Soğuk Savaş döneminde olduğu gibi ABD’nin Sovyetler Birliği ile yaşadığı askeri rekabetin bir benzerini bugün Kızıldeniz’de Çin’le yaşaması büyük olasılık görünmektedir. Bunun için ABD’nin Kızıldeniz siyaseti yeni bir şekil alarak güvenlik perspektifler ön plana çıkacağı aşikar. Nitekim geleneksel ABD dış politikasının bildiği en iyi şey olan askeri doktrin uygulanması önümüzdeki süreçte Kızıldeniz’de de ABD’nin yeni stratejisini domino edecektir.

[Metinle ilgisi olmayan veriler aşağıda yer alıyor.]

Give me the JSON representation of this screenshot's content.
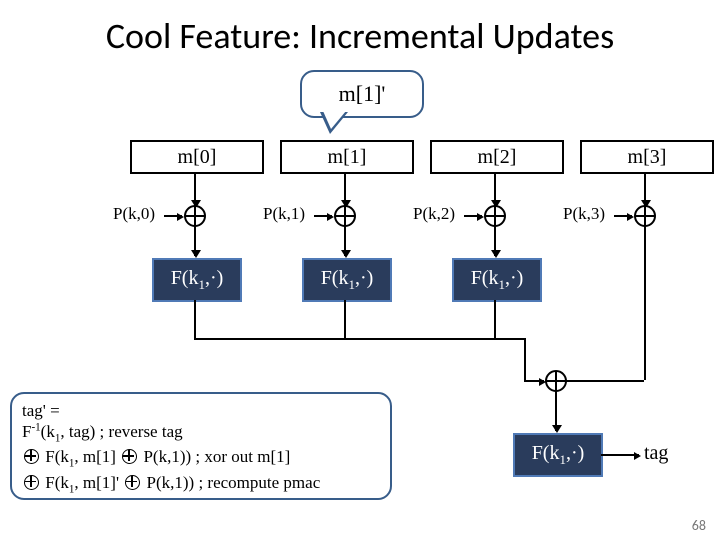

Jeopolitik mücadele ve güvenlik odaklı politikalar
ABD’nin Kızıldeniz havzasındaki askeri varlığı krizlere cevap vermekte zorlanmaktadır. Cibuti’nin Güneybatısında inşa edilen Lemonnier Üssüne ek olarak Somali’de, ABD 5 yeni askeri üs inşa edeceğini açıkladı. Somali Savunma Bakanlığı ile ABD’nin Mogadişu Büyükelçiliği arasında imzalanan mutabakat zaptıyla ABD askerlerini konuşlandırılmasının yanında, Somali askerlerine yönelik askeri eğitim çalışmaları da yürütülecek. ABD’nin Somali hamlesi, Etiyopya’nın Somaliland’e yönelik hamlesinden sonra gelmesi ayrıca dikkat çekicidir. Somali ile ABD arasında bu siyasi ve askeri temaslar Türkiye’nin de onayıyla yapıldığını ifade edilebilir. NATO müttefiki Türkiye ile son dönemde ilişkileri iyileştirme ivmesi yakalayan ABD yalnız ikili değil küresel çapta da daha yoğun bir iş birliğine yol açacağı gösteriyor. Fransa’nın Afrika’da zayıfladığı bir dönemde ABD’nin İngiltere ile Türkiye daha sıkı bir iş birliği yürüteceği öngörülebilir. Bunda şüphesiz Ukrayna savaşından dolayı Rusya’nın Karadeniz’de Türkiye’yi rahatsız eden genişleme iddiaları ve Karadeniz’deki statükoyu bozma girişimi de önemli bir rol oynamıştır. ABD’nin askeri doktrinini gösteren diğer bir girişim ise Avrupa ülkeleri gibi geniş bir koalisyonla 20’den fazla ülkenin katıldığı “Kızıldeniz’i Koruma Misyonu”nu kurmasıdır.
Özetle ABD Kızıldeniz’deki karmaşıklığa ve jeopolitik meydan okumalara askeri yöntemlerle karşılık veriyor. Güvenlik merkezli ABD’nin Kızıldeniz politikası uluslararası ticaretini denetlemek, terörle mücadele, korsanlık, silah kaçakçılığı ve düzensiz göçle mücadele ön plana çıkacağı kadar Hint Okyanusu veya Güneybatı Asya’daki askerî operasyonlarını da destekleyecektir. ABD’nin Kızıldeniz stratejisi Çin’le güç rekabetinin bir boyutunu oluşturan güç merkezli temerküz edecektir. Zira ABD, küresel güvenlik ve ticaret ağlarının merkezine Çin’i yerleştiren her girişimi, Batı liderliğindeki uluslararası düzeni baltalamayı hedefleyen gizli bir plan olarak algılıyor.